Калоев надменно вскинул бровь.
– А представителя обкома партии им мало?
– Боятся – вдруг он справок не даст, а без справки никуда не сунешься.
– Передай им – справки будут! – покраснел Калоев. – Это я, Калоев, говорю!
– Да ведь они такие... – мучительно мнется секретарь. – Для них Трубников – закон... А он не пришел...
– Ну, так он придет!
Щеголеватые сапоги шагают по влажной после недавнего дождя земле, наступают в плоскую лужу, давя в ней отражение месяца, подымаются по ступенькам крыльца.
Трубниковская собака, такая злая в недалеком прошлом, подняла голову, раздумывая – вылезать ей из-под крыльца или нет, и, лениво зевнув, закрыла глаза.
Трубников сидел в носках на постели и читал какой-то журнал. Он, конечно, слышал, что кто-то вошел, но поднял голову, лишь когда Надежда Петровна окликнула его.
– Егор, к тебе пришли!
– Добрый вечер... Моя хозяйка, – представляет Трубников Надежду Петровну.
Та шагнула было к Калоеву, протянув дощечкой руку, но тот будто не заметил ее, и рука женщины опустилась.
– О твоем аморальном разложении мы поговорим в другом месте! – с яростью бросает Калоев Трубникову. – А сейчас кончай волынку, гражданин председатель!
– Я вроде еще не заключенный. – Далекая усмешка тронула сухие губы Трубникова.
– Это я от многих слышал, – почти устало сказал Калоев. – В общем, ты сейчас придешь, скажешь ребятам напутственное слово, а потом катись на все четыре стороны. У тебя в распоряжении десять минут.

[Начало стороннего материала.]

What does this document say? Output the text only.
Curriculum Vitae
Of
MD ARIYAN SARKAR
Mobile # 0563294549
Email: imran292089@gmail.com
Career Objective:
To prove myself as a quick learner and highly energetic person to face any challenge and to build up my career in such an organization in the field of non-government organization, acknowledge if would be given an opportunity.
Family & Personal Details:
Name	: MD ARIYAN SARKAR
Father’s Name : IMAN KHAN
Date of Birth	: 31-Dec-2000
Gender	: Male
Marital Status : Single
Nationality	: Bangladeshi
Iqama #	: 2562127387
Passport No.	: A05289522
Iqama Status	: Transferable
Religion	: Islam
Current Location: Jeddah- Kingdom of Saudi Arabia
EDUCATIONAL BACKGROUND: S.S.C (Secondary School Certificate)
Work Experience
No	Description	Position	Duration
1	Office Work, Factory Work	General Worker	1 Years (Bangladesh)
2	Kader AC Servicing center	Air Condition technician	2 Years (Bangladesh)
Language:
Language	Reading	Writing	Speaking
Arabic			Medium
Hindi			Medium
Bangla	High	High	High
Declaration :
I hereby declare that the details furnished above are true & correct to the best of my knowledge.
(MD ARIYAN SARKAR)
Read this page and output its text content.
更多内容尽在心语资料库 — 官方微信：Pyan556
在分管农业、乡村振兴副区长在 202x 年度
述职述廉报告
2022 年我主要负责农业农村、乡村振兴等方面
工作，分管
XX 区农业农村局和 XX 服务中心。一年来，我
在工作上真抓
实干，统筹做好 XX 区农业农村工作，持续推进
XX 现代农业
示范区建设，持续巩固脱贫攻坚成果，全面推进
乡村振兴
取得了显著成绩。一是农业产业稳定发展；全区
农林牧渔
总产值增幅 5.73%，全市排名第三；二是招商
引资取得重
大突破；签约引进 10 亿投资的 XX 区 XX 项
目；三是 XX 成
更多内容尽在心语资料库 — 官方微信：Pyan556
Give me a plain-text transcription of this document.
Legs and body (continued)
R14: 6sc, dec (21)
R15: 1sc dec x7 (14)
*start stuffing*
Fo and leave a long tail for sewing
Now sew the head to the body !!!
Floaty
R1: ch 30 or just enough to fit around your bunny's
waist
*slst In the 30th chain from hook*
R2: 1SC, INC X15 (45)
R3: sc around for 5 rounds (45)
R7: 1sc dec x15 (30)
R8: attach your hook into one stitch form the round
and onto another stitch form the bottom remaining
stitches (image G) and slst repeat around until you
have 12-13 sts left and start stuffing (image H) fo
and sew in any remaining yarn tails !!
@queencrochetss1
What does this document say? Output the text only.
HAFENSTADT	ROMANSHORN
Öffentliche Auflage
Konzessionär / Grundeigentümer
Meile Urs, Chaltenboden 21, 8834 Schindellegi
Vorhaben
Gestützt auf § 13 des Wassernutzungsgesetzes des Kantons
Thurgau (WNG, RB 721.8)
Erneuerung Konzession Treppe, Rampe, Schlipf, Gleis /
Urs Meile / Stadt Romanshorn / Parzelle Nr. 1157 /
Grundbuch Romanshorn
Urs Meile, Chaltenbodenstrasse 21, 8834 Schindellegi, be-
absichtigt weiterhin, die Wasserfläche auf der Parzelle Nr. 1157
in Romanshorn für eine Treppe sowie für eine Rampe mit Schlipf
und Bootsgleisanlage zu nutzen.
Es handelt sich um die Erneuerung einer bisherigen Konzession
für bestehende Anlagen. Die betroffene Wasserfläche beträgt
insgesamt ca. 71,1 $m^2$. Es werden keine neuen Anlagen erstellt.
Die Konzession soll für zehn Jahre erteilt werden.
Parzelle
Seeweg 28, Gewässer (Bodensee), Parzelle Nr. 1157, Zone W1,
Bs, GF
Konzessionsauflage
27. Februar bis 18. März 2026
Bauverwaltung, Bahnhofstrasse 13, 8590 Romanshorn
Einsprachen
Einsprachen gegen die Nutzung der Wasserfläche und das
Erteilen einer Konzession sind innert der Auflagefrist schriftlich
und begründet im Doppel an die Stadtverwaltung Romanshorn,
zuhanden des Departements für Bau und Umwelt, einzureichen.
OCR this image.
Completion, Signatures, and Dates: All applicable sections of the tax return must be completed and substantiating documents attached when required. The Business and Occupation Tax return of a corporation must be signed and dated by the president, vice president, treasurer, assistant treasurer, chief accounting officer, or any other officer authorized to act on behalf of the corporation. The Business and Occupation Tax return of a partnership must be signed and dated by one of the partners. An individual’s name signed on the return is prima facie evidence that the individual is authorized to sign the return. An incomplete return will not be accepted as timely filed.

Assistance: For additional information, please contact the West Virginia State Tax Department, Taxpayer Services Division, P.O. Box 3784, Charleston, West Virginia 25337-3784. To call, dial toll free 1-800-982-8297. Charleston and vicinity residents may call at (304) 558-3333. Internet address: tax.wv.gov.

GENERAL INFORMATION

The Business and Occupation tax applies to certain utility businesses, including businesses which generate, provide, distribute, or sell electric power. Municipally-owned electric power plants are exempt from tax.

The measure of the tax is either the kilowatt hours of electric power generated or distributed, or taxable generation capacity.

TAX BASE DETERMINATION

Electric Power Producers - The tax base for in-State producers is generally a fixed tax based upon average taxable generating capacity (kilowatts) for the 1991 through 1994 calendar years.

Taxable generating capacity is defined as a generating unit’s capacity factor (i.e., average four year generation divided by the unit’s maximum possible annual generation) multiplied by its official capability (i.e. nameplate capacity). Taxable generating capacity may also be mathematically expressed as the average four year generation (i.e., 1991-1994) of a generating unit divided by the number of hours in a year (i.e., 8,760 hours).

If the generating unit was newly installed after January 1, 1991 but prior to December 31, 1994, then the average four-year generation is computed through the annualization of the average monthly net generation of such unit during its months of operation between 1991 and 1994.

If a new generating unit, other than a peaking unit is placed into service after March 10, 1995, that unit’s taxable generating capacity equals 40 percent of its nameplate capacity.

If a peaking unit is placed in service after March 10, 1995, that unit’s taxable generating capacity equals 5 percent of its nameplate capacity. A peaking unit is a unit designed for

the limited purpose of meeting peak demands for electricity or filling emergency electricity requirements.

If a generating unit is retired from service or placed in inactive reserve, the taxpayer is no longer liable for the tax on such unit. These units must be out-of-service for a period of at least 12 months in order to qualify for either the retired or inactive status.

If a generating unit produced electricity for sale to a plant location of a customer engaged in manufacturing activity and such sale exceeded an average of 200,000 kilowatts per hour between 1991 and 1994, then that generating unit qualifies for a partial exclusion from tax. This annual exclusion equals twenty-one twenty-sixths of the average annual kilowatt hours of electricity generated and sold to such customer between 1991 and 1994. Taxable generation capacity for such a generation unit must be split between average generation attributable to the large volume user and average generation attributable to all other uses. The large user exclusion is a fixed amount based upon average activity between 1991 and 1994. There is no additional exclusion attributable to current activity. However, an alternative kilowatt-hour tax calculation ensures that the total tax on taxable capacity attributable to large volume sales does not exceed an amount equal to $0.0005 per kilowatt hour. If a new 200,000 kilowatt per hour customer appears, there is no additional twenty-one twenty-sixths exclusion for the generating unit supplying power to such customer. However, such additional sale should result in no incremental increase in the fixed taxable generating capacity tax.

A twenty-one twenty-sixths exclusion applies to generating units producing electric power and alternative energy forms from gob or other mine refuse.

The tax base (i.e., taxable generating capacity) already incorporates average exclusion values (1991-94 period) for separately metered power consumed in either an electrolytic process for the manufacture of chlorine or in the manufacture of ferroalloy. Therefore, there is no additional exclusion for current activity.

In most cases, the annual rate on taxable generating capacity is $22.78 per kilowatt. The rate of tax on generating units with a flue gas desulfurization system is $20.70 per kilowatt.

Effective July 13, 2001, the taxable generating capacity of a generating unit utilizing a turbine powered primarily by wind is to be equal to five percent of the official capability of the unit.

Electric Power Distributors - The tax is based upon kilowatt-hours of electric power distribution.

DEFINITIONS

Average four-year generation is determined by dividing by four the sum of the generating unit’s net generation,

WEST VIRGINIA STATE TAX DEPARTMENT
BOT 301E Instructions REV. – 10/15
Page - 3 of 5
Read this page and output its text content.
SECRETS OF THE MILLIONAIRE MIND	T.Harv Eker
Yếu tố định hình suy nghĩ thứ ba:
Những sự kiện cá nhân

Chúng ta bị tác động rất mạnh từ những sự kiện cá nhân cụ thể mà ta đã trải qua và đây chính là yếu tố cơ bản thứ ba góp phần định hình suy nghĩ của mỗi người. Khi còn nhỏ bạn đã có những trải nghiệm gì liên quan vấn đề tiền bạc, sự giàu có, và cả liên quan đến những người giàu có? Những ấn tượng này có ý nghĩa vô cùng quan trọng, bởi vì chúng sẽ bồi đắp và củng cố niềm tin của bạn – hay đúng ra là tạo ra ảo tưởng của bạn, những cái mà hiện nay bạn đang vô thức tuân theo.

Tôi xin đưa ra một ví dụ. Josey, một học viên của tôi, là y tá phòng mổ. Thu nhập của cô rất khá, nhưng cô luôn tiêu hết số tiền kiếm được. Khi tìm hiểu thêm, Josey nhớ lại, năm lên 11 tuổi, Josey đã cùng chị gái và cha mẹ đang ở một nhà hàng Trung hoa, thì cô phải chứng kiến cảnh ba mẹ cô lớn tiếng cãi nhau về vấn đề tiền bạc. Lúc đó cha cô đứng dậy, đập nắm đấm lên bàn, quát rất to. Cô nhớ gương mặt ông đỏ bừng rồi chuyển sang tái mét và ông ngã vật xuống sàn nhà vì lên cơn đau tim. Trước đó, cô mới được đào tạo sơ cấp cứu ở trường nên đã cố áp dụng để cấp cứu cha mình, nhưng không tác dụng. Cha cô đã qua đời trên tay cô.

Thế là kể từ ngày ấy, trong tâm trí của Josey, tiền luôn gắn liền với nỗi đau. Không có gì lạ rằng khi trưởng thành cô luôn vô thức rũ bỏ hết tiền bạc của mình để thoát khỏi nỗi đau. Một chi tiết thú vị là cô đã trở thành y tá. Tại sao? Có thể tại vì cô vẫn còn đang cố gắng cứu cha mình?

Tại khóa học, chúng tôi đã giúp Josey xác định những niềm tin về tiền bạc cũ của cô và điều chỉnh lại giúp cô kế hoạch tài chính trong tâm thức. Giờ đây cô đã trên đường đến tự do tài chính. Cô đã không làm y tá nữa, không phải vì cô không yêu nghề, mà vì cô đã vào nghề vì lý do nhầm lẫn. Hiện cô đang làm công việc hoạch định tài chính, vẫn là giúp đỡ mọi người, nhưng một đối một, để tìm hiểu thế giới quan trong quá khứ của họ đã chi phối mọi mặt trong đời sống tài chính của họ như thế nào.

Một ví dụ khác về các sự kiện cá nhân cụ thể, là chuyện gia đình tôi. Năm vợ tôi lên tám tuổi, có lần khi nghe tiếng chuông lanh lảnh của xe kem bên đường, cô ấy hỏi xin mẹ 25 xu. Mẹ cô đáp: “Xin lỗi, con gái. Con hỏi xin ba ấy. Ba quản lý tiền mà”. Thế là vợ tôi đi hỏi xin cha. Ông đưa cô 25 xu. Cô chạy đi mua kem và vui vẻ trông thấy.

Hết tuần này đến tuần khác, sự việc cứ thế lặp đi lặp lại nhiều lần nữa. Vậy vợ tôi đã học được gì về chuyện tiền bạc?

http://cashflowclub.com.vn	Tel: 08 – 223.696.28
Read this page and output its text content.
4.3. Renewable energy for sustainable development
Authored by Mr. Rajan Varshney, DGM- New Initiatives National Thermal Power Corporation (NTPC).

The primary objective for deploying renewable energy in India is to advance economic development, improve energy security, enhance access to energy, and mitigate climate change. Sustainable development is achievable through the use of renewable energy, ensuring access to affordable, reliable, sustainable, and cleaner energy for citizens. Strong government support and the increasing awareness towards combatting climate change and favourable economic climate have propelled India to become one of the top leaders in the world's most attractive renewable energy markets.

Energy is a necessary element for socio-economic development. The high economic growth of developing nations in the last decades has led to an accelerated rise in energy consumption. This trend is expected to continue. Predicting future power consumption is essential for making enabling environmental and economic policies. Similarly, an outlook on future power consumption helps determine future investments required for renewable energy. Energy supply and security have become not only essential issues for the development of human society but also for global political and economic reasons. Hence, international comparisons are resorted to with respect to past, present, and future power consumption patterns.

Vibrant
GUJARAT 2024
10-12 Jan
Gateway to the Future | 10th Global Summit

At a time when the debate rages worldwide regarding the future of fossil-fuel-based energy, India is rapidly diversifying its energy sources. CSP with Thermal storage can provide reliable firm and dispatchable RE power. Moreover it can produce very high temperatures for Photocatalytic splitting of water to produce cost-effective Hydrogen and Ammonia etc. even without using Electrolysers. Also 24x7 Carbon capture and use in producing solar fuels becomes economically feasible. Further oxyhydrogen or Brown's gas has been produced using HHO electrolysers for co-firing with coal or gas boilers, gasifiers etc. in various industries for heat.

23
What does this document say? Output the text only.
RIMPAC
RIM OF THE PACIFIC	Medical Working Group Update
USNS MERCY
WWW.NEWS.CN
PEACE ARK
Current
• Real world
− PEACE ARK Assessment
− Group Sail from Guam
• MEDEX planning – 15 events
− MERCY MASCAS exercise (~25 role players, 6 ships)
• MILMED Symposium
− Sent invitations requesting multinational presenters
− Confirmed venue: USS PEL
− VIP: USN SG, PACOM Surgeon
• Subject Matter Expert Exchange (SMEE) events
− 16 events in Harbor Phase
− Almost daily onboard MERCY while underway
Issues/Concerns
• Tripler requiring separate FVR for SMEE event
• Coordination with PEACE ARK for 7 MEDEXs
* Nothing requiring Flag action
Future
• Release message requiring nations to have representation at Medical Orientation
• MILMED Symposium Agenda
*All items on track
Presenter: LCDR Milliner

Проходя мимо освещенной изнутри боковушки Кочеткова, Калоев вдруг свернул к ней и резко отдернул занавеску. Сидящий на койке Кочетков поднялся.
Несколько секунд Калоев молча сверлит его взглядом, задергивает занавеску и выходит.
– Давай ордена, мать! – сказал Трубников Надежде Петровне. – Сегодня надо быть во всем параде!
Меж тем "веселия глас" окончательно замолк в клубе. Даже оркестрантам надоело играть впустую, и они с унылым видом выливают слюни из труб.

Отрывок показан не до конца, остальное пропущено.